Grooming
I would like to know about something. Is there any requirement in the scrum guide that all scrum team members should attend in grooming?
The Scrum Guide now refers to refinement, rather than grooming.
It offers very few restrictions on how to do refinement, and it is described as such:
Product Backlog refinement is the act of adding detail, estimates, and order to items in the Product Backlog. This is an ongoing process in which the Product Owner and the Development Team collaborate on the details of Product Backlog items. During Product Backlog refinement, items are reviewed and revised. The Scrum Team decides how and when refinement is done. Refinement usually consumes no more than 10% of the capacity of the Development Team. However, Product Backlog items can be updated at any time by the Product Owner or at the Product Owner’s discretion.

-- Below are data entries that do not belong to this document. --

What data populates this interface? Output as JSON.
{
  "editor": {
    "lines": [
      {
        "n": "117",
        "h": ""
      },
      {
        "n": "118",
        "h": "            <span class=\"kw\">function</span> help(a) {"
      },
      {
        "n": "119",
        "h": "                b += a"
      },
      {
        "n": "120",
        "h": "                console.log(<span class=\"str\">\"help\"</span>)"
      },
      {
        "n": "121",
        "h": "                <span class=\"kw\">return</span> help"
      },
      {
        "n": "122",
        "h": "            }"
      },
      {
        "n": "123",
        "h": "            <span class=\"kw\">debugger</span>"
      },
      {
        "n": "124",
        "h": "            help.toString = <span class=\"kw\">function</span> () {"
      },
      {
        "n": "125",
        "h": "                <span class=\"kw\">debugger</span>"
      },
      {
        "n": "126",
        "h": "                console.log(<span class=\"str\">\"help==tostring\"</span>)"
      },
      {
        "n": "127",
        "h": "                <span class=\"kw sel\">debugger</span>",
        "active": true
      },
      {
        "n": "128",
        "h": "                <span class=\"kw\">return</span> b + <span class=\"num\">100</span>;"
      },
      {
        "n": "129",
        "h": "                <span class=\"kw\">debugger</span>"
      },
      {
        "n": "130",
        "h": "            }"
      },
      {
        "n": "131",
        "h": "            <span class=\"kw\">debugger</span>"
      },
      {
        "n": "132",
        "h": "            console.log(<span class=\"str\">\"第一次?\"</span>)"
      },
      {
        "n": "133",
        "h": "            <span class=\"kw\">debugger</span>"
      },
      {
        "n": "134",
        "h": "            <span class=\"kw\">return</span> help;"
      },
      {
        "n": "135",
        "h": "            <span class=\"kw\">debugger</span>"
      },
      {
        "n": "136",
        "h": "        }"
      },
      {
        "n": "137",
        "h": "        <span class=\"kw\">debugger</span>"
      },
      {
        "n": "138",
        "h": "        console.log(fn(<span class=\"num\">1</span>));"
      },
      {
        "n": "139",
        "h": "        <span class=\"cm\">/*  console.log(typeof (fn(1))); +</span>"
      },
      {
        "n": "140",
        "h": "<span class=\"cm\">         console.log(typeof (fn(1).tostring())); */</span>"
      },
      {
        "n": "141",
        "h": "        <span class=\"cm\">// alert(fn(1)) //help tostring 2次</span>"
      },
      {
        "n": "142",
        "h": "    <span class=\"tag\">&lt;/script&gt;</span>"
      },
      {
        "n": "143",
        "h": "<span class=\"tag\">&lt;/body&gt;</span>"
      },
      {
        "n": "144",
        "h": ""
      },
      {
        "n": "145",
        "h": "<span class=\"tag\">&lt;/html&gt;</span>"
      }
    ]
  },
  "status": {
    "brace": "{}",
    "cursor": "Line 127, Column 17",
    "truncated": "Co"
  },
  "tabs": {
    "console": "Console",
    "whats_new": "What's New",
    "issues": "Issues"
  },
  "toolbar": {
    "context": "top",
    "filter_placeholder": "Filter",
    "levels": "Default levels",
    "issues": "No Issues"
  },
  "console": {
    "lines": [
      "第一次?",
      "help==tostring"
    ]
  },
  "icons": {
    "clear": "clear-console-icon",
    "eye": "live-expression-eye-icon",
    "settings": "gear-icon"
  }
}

For example, one part of a team insists to have grooming only among developers.Other parts suggest that they all should participate
What should a scrum master do?
What should (s)he do? IMHO Maybe, be happy?
Team members that are active and genuinely wants to change their own process should be welcomed with open arms. Embrace those ideas, make them a tests and reflect on them after a couple of Sprints. Do those actions and changes help you be a better team and deliver valuable product increments with respect to DoD, quality standards, voice of stakeholders or not?

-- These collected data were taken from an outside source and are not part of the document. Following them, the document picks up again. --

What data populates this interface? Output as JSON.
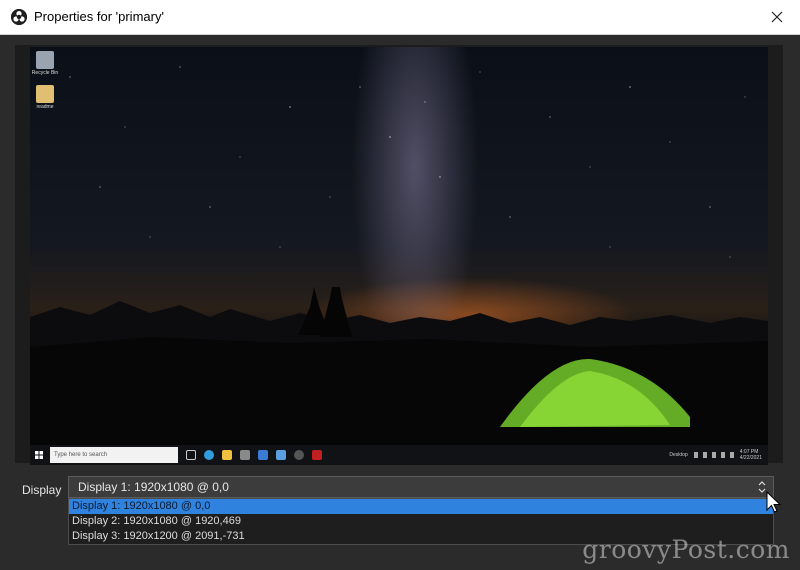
{
  "window": {
    "title": "Properties for 'primary'",
    "close_icon": "close-icon",
    "app_icon": "obs-logo-icon"
  },
  "preview": {
    "desktop_icons": [
      {
        "label": "Recycle Bin",
        "icon": "recycle-bin-icon"
      },
      {
        "label": "readme",
        "icon": "file-icon"
      }
    ],
    "taskbar": {
      "search_placeholder": "Type here to search",
      "tray_text": "Desktop",
      "clock_time": "4:07 PM",
      "clock_date": "4/22/2021"
    }
  },
  "display": {
    "label": "Display",
    "selected": "Display 1: 1920x1080 @ 0,0",
    "options": [
      "Display 1: 1920x1080 @ 0,0",
      "Display 2: 1920x1080 @ 1920,469",
      "Display 3: 1920x1200 @ 2091,-731"
    ],
    "selected_index": 0
  },
  "watermark": "groovyPost.com",
  "colors": {
    "selection": "#2f82de",
    "background": "#2b2b2b"
  }
}
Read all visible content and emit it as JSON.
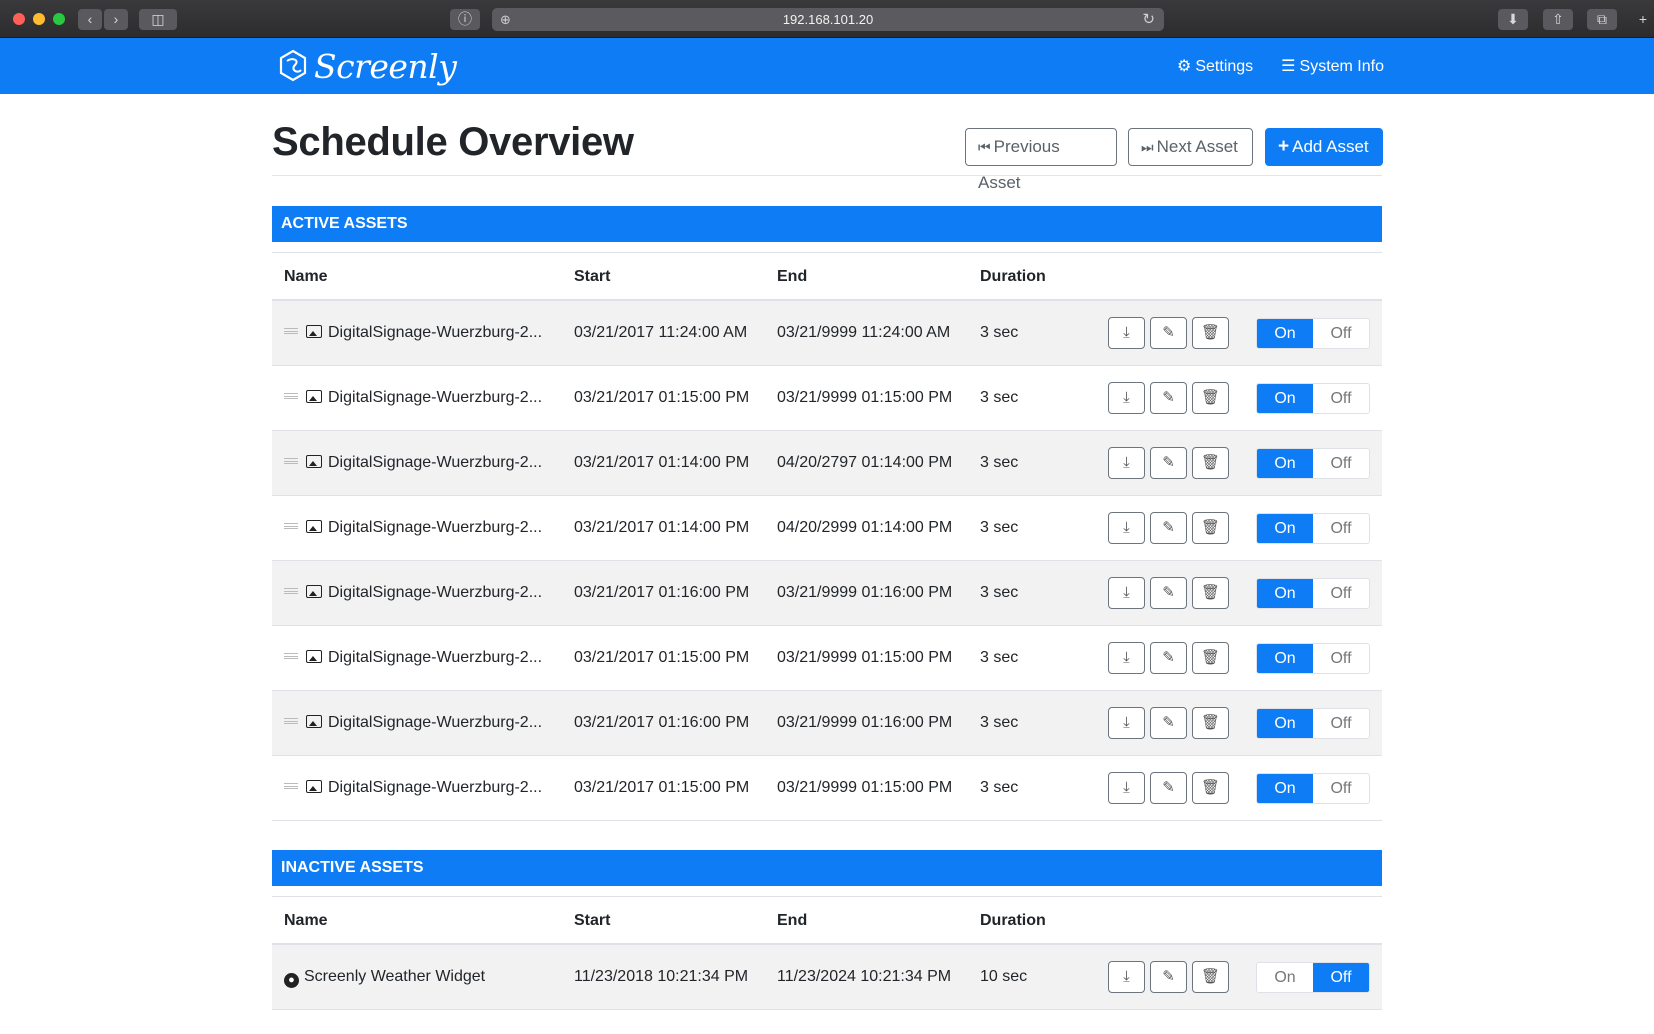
{
  "browser": {
    "url": "192.168.101.20",
    "reload_icon": "reload-icon",
    "info_icon": "info-icon"
  },
  "navbar": {
    "brand": "Screenly",
    "settings_label": "Settings",
    "sysinfo_label": "System Info"
  },
  "page": {
    "title": "Schedule Overview",
    "prev_label": "Previous Asset",
    "next_label": "Next Asset",
    "add_label": "Add Asset"
  },
  "columns": {
    "name": "Name",
    "start": "Start",
    "end": "End",
    "duration": "Duration"
  },
  "active": {
    "heading": "ACTIVE ASSETS",
    "rows": [
      {
        "name": "DigitalSignage-Wuerzburg-2...",
        "start": "03/21/2017 11:24:00 AM",
        "end": "03/21/9999 11:24:00 AM",
        "duration": "3 sec"
      },
      {
        "name": "DigitalSignage-Wuerzburg-2...",
        "start": "03/21/2017 01:15:00 PM",
        "end": "03/21/9999 01:15:00 PM",
        "duration": "3 sec"
      },
      {
        "name": "DigitalSignage-Wuerzburg-2...",
        "start": "03/21/2017 01:14:00 PM",
        "end": "04/20/2797 01:14:00 PM",
        "duration": "3 sec"
      },
      {
        "name": "DigitalSignage-Wuerzburg-2...",
        "start": "03/21/2017 01:14:00 PM",
        "end": "04/20/2999 01:14:00 PM",
        "duration": "3 sec"
      },
      {
        "name": "DigitalSignage-Wuerzburg-2...",
        "start": "03/21/2017 01:16:00 PM",
        "end": "03/21/9999 01:16:00 PM",
        "duration": "3 sec"
      },
      {
        "name": "DigitalSignage-Wuerzburg-2...",
        "start": "03/21/2017 01:15:00 PM",
        "end": "03/21/9999 01:15:00 PM",
        "duration": "3 sec"
      },
      {
        "name": "DigitalSignage-Wuerzburg-2...",
        "start": "03/21/2017 01:16:00 PM",
        "end": "03/21/9999 01:16:00 PM",
        "duration": "3 sec"
      },
      {
        "name": "DigitalSignage-Wuerzburg-2...",
        "start": "03/21/2017 01:15:00 PM",
        "end": "03/21/9999 01:15:00 PM",
        "duration": "3 sec"
      }
    ]
  },
  "inactive": {
    "heading": "INACTIVE ASSETS",
    "rows": [
      {
        "name": "Screenly Weather Widget",
        "start": "11/23/2018 10:21:34 PM",
        "end": "11/23/2024 10:21:34 PM",
        "duration": "10 sec"
      }
    ]
  },
  "toggle": {
    "on": "On",
    "off": "Off"
  },
  "colors": {
    "brand": "#0e7cf5",
    "stripe": "#f2f2f2"
  }
}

Be empirical in this and find your unique way, there are no silver bullets.
Sorry for stupid questions, but why some use the word grooming, while others the word refinement?
@Alfredo Alcantara Grooming has negative meanings in some countries. Plus the word refinement is actually more accurate to the activity.
@Javid Valiyev Refinement is the activity of making a Product Backlog item well understood by all involved in the work to address the problem stated. If everyone is not clear what the item means, then it will usually result in waste of time and effort. There are times that not everyone needs to be involved in refinement just as times that everyone should. The key to making refinement successful is making sure that everyone has access to the information uncovered during the activity. And refinement is an activity not an event. I have worked with teams where the majority of their refinement was done by entering/responding to comments in the ticketing system we used for managing the items. Other teams will only do it if there is a group of individuals gathered together. The only "right way" is that all information discovered is available to everyone involved.
What should a scrum master do?
Help the entire team understand and realize what refinement accomplishes plus the benefit of the information gathered for everyone. Let them decide how to actually conduct the activity in a way that satisfies the reasons.